Norfolk highways maintenance cuts proposed

A £1m cut in highway maintenance for a year and a cut in subsidy for a coastal bus service are two measures being looked at by a council which is dealing with a £189m budget shortfall.

Norfolk County Council said it had to make the savings over three years.

Next week the council's environment and transport panel is looking at how to make savings of £14.5m in its budget.

Other measures include introducing charges at nine recycling centres and school transport cost cuts.

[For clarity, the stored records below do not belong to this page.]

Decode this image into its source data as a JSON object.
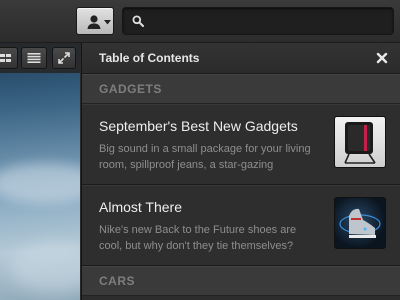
{
  "header": {
    "user_menu_icon": "user-icon",
    "user_menu_caret_icon": "caret-down-icon",
    "search_icon": "search-icon",
    "search_value": "",
    "search_placeholder": ""
  },
  "viewer": {
    "toolbar": {
      "buttons": [
        {
          "icon": "grid-view-icon"
        },
        {
          "icon": "list-view-icon"
        },
        {
          "icon": "fullscreen-icon"
        }
      ]
    }
  },
  "toc": {
    "title": "Table of Contents",
    "close_icon": "close-icon",
    "sections": [
      {
        "label": "GADGETS",
        "items": [
          {
            "title": "September's Best New Gadgets",
            "description": "Big sound in a small package for your living room, spillproof jeans, a star-gazing",
            "thumbnail_icon": "gadget-thumbnail"
          },
          {
            "title": "Almost There",
            "description": "Nike's new Back to the Future shoes are cool, but why don't they tie themselves?",
            "thumbnail_icon": "shoe-thumbnail"
          }
        ]
      },
      {
        "label": "CARS",
        "items": []
      }
    ]
  },
  "colors": {
    "panel_bg": "#2d2d2d",
    "section_bg": "#3a3a3a",
    "title_text": "#eeeeee",
    "desc_text": "#8e8e8e"
  }
}
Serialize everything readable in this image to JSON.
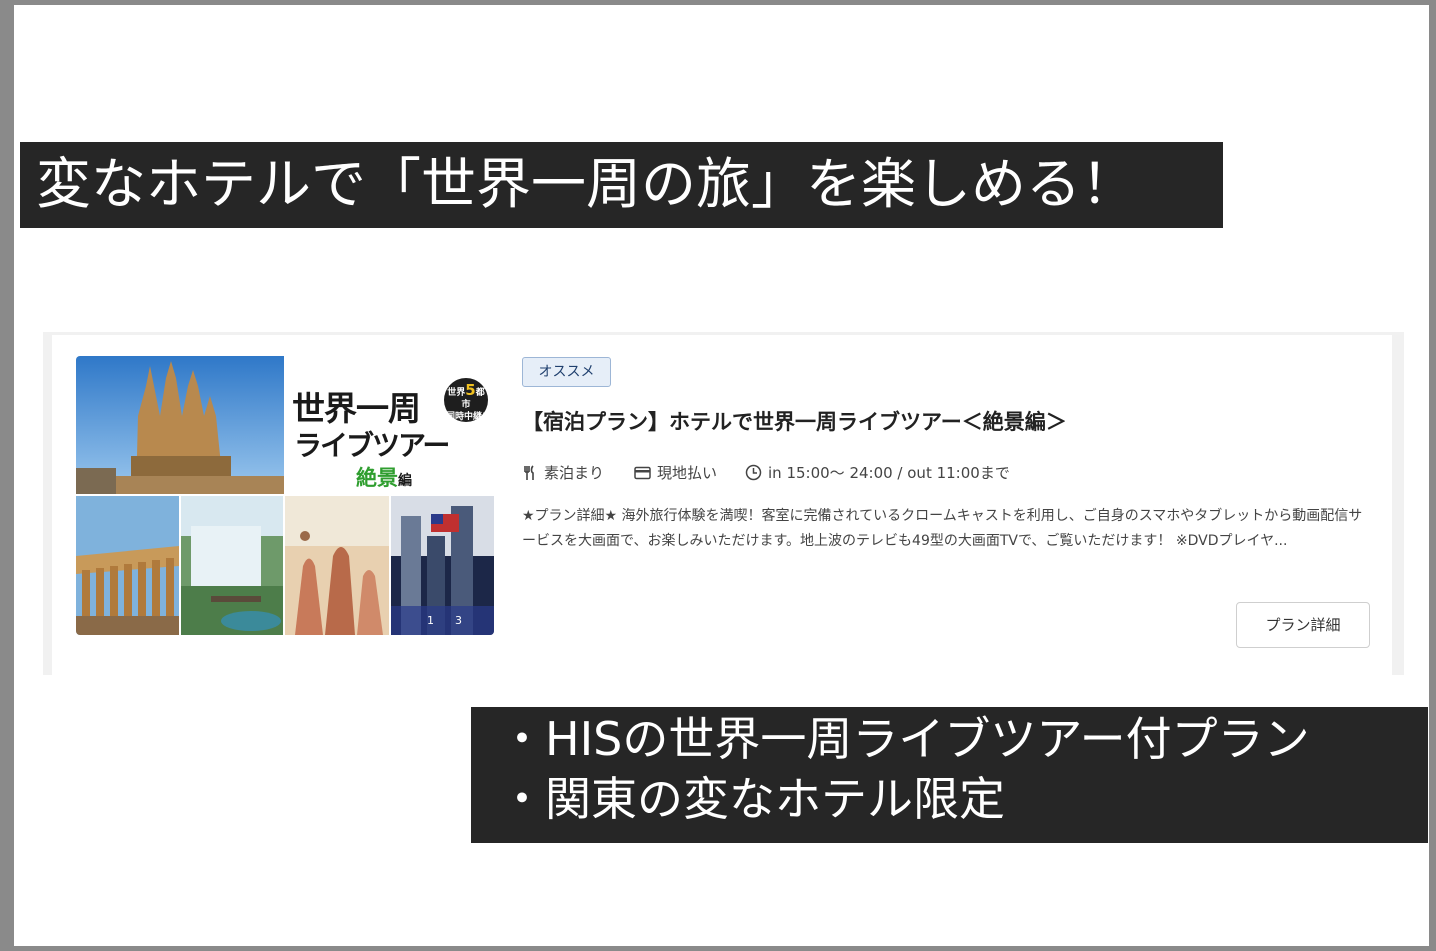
{
  "headline": "変なホテルで「世界一周の旅」を楽しめる！",
  "card": {
    "tag": "オススメ",
    "title": "【宿泊プラン】ホテルで世界一周ライブツアー＜絶景編＞",
    "meta": {
      "meal": "素泊まり",
      "payment": "現地払い",
      "time": "in 15:00～ 24:00 / out 11:00まで"
    },
    "description": "★プラン詳細★ 海外旅行体験を満喫！客室に完備されているクロームキャストを利用し、ご自身のスマホやタブレットから動画配信サービスを大画面で、お楽しみいただけます。地上波のテレビも49型の大画面TVで、ご覧いただけます！ ※DVDプレイヤ...",
    "detail_button": "プラン詳細",
    "image": {
      "title_line1": "世界一周",
      "title_line2": "ライブツアー",
      "title_line3": "絶景",
      "title_line3_suffix": "編",
      "badge_top": "世界",
      "badge_num": "5",
      "badge_unit": "都市",
      "badge_bottom": "同時中継!",
      "pager_1": "1",
      "pager_3": "3"
    }
  },
  "bullets": [
    "・HISの世界一周ライブツアー付プラン",
    "・関東の変なホテル限定"
  ],
  "colors": {
    "dark_band": "#262626",
    "tag_bg": "#e6eef8",
    "green_text": "#2f9e2f"
  }
}
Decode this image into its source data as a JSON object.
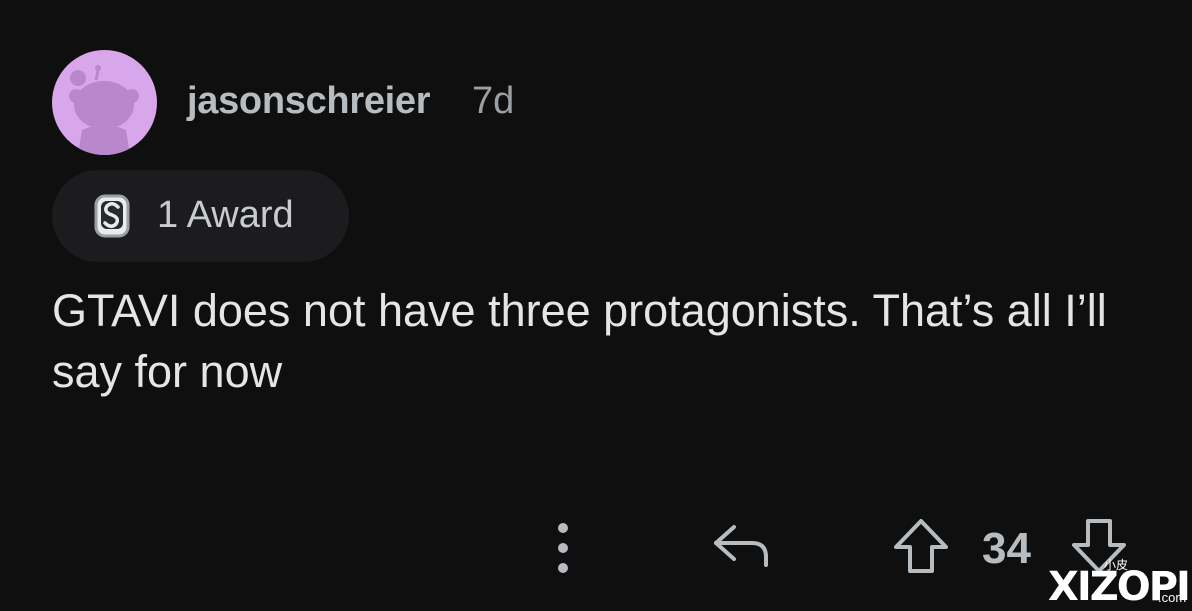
{
  "comment": {
    "username": "jasonschreier",
    "age": "7d",
    "award_count_label": "1 Award",
    "body": "GTAVI does not have three protagonists. That’s all I’ll say for now",
    "score": "34"
  },
  "icons": {
    "avatar": "reddit-snoo-avatar",
    "award": "award-icon",
    "more": "more-options-icon",
    "reply": "reply-arrow-icon",
    "upvote": "upvote-arrow-icon",
    "downvote": "downvote-arrow-icon"
  },
  "colors": {
    "background": "#0f0f10",
    "avatar_bg": "#d8a6ea",
    "text": "#e3e5e7",
    "muted": "#9aa0a4"
  },
  "watermark": {
    "small": "小皮",
    "main": "XIZOPI",
    "domain": ".com"
  }
}
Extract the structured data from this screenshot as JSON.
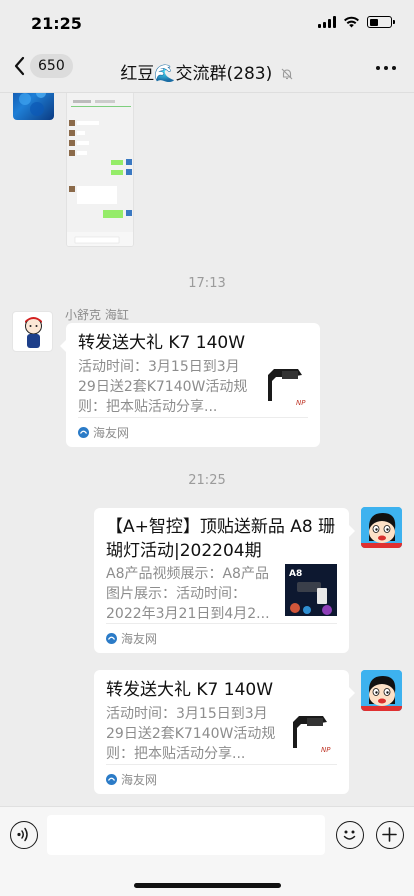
{
  "status_bar": {
    "time": "21:25",
    "battery_level": 0.42
  },
  "navbar": {
    "back_count": "650",
    "title": "红豆🌊交流群(283)"
  },
  "messages": [
    {
      "type": "time",
      "text": "17:13"
    },
    {
      "type": "card",
      "side": "left",
      "sender": "小舒克 海缸",
      "title": "转发送大礼  K7 140W",
      "desc": "活动时间：3月15日到3月29日送2套K7140W活动规则：把本贴活动分享...",
      "source": "海友网"
    },
    {
      "type": "time",
      "text": "21:25"
    },
    {
      "type": "card",
      "side": "right",
      "title": "【A+智控】顶贴送新品 A8 珊瑚灯活动|202204期",
      "desc": "A8产品视频展示：A8产品图片展示：活动时间：2022年3月21日到4月2...",
      "source": "海友网"
    },
    {
      "type": "card",
      "side": "right",
      "title": "转发送大礼  K7 140W",
      "desc": "活动时间：3月15日到3月29日送2套K7140W活动规则：把本贴活动分享...",
      "source": "海友网"
    }
  ],
  "input_bar": {
    "value": ""
  },
  "icons": {
    "back": "chevron-left-icon",
    "mute": "bell-slash-icon",
    "more": "more-dots-icon",
    "voice": "voice-icon",
    "emoji": "smiley-icon",
    "plus": "plus-icon",
    "source": "haiyou-logo-icon"
  },
  "colors": {
    "chat_background": "#ededed",
    "card_background": "#ffffff",
    "meta_text": "#8d8d8d",
    "input_bar": "#f6f6f6"
  }
}
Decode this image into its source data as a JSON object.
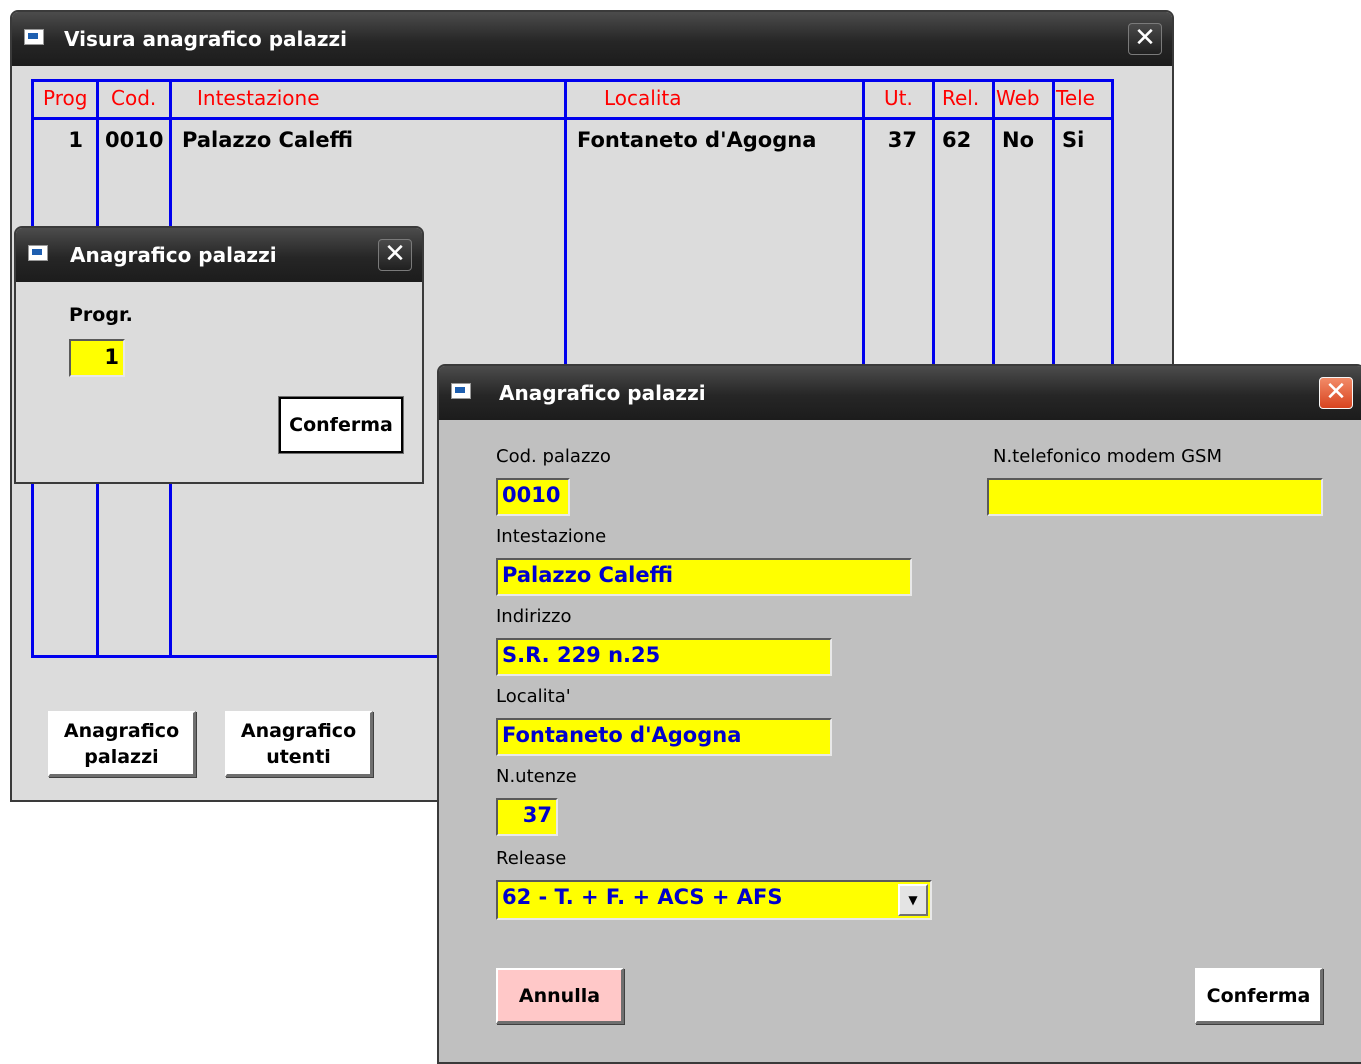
{
  "visura": {
    "title": "Visura anagrafico palazzi",
    "columns": [
      "Prog",
      "Cod.",
      "Intestazione",
      "Localita",
      "Ut.",
      "Rel.",
      "Web",
      "Tele"
    ],
    "rows": [
      {
        "prog": "1",
        "cod": "0010",
        "intestazione": "Palazzo Caleffi",
        "localita": "Fontaneto d'Agogna",
        "ut": "37",
        "rel": "62",
        "web": "No",
        "tele": "Si"
      }
    ],
    "buttons": {
      "anagrafico_palazzi": {
        "line1": "Anagrafico",
        "line2": "palazzi"
      },
      "anagrafico_utenti": {
        "line1": "Anagrafico",
        "line2": "utenti"
      }
    },
    "close_glyph": "✕"
  },
  "progr_dialog": {
    "title": "Anagrafico  palazzi",
    "label": "Progr.",
    "value": "1",
    "confirm_label": "Conferma",
    "close_glyph": "✕"
  },
  "edit_dialog": {
    "title": "Anagrafico palazzi",
    "close_glyph": "✕",
    "fields": {
      "cod_palazzo": {
        "label": "Cod. palazzo",
        "value": "0010"
      },
      "intestazione": {
        "label": "Intestazione",
        "value": "Palazzo Caleffi"
      },
      "indirizzo": {
        "label": "Indirizzo",
        "value": "S.R. 229 n.25"
      },
      "localita": {
        "label": "Localita'",
        "value": "Fontaneto d'Agogna"
      },
      "n_utenze": {
        "label": "N.utenze",
        "value": "37"
      },
      "release": {
        "label": "Release",
        "value": "62 - T. + F. + ACS + AFS"
      },
      "gsm": {
        "label": "N.telefonico modem GSM",
        "value": ""
      }
    },
    "cancel_label": "Annulla",
    "confirm_label": "Conferma",
    "dropdown_glyph": "▼"
  },
  "colors": {
    "grid": "#0000ee",
    "header_text": "#ff0000",
    "field_bg": "#ffff00",
    "field_text": "#0000cc",
    "cancel_bg": "#ffc8c8"
  }
}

A report to the panel, which meets on Tuesday, says possible savings for 2014-15 include:

  • Cutting £1m from road maintenance for one year, including reducing the number of grit bin refills, cutbacks in road marking and safety barrier replacement (except where damaged), and reducing bridge and traffic light maintenance.
  • Reducing the Coasthopper bus service subsidy by £75,000 (£150,000 over two years).
  • Charging £2 per visit at nine recycling centres (others would remain free), stopping routine liquid paint disposal and charging for tyres.
  • Scaling back on trading standards consumer advice and product and service checks.
  • Cutting the cost of school transport by encouraging pupils to use alternative modes of transport.
  • Charging for various advice and inspection activities currently provided free of charge.
  • Scaling back mineral and waste planning enforcement and reducing consultation costs on planning applications.

David Harrison, cabinet member for environment and transport, said: "The council has to balance its budget, and there are no easy decisions.

"I think we can take £1m from the road maintenance budget for one year without serious long-term implications, but it's not something I would want to see repeated. The proposals for recycling centres are aimed at reducing costs so that we can keep a county-wide service running. Similarly, we are proposing to reduce support for the Coasthopper so we can maintain support for other rural bus services.

"I don't expect these proposals to be popular, but sadly they are necessary."

The council has said it is facing the £189m shortfall due to cuts in the government grants as well as the economic downturn.